Editorial: Education and Training are Avenues to Modern Agriculture

People everywhere thirst for learning and knowledge. To learn and know more is a lifelong quest. Yet so many people neither read nor write, more than 1.7 billion. Reading and writing are invaluable learning tools, and their role in information exchange is formidable. Of all the tools used in world agriculture, reading and writing are foreign to many farmers, with 80-90% of farmers illiterate in some regions. Is the ability to read and write any less important to farmers' success than are plows, wrenches, or fencing? Let's just say that there's a right tool for every job. But literacy is unique among tools because its value improves with use rather than depreciates. That quality is a hallmark of sustainability and regeneration.

Farmers with access to the best management tools and skills are those who will survive and thrive in tomorrow's agricultural world. To be truly modern and sustainable, our world agricultural system needs educated farmers who can read and write. Likewise, modern world agriculture must reserve and use its resources to educate the non-farming agriculturalists who serve farmers.

This edition of Ag-Sieve synthesizes a range of education and training opportunities available to the world agricultural community. Many of the listed courses, workshops, and programs are oriented to agricultural professionals who know farming but do not farm for a living. These education and training opportunities were selected for publication because they address issues of sustainability and regeneration in the world agricultural system. One point to complement the information presented in this Ag-Sieve is worthy of note. We know that women farmers contribute at least 50% of the energy required for food production in many agricultural economies. But numeric gender equity is poorly reflected in the ranks of non-farming professional agriculturalists who tend to be men. This reality ought to change.
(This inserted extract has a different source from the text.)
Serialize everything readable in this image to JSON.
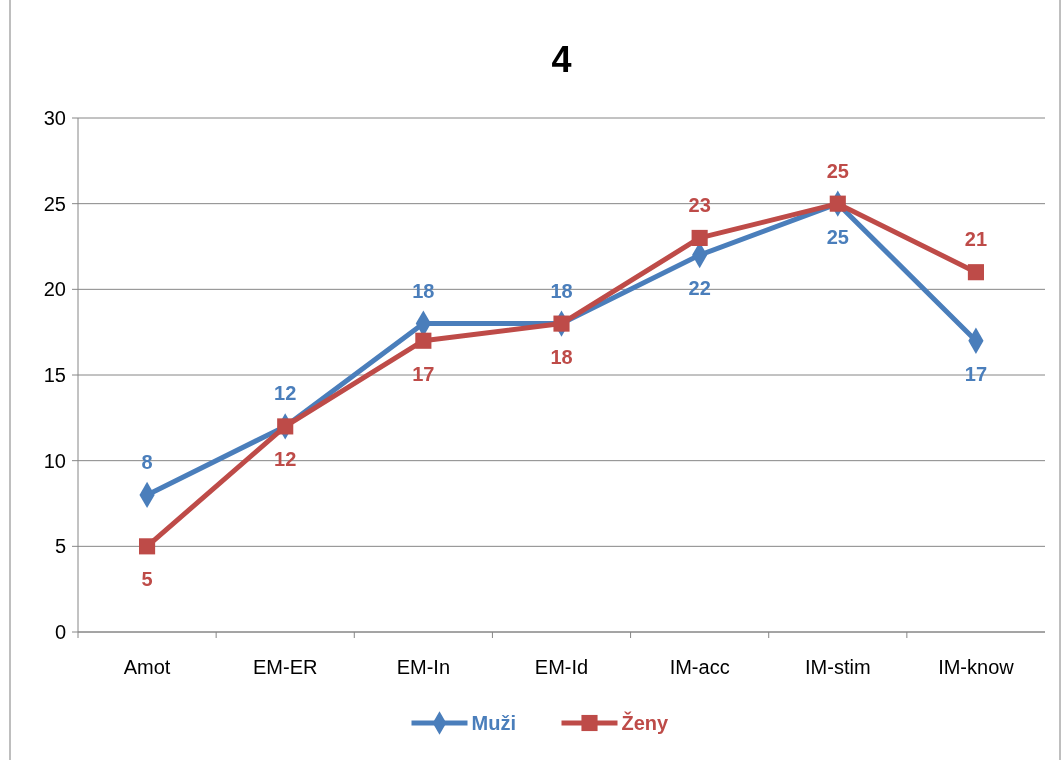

To reach all farmers more effectively, world agriculture needs educated women in leadership positions. While "women in development" has been a topic de rigueur in print and at numerous conferences for nearly 25 years, women farmers and professional agriculturalists are not well represented in education and training programs. Education and training are quiet avenues to leadership that women and men can walk together. We must affirm that belief with effort and resources to train and educate both women and men. Meanwhile, remember the farmers to be served by an educated cadre of agriculturalists. Many farmers have little chance to participate in well-financed training and education because they neither read nor write. Many professional agriculturalists understand and accommodate this reality in their work, but more attention to that issue is needed. Above all, as tomorrow's agricultural leaders emerge from training and education, let them work to open similar avenues of opportunity for all farmers.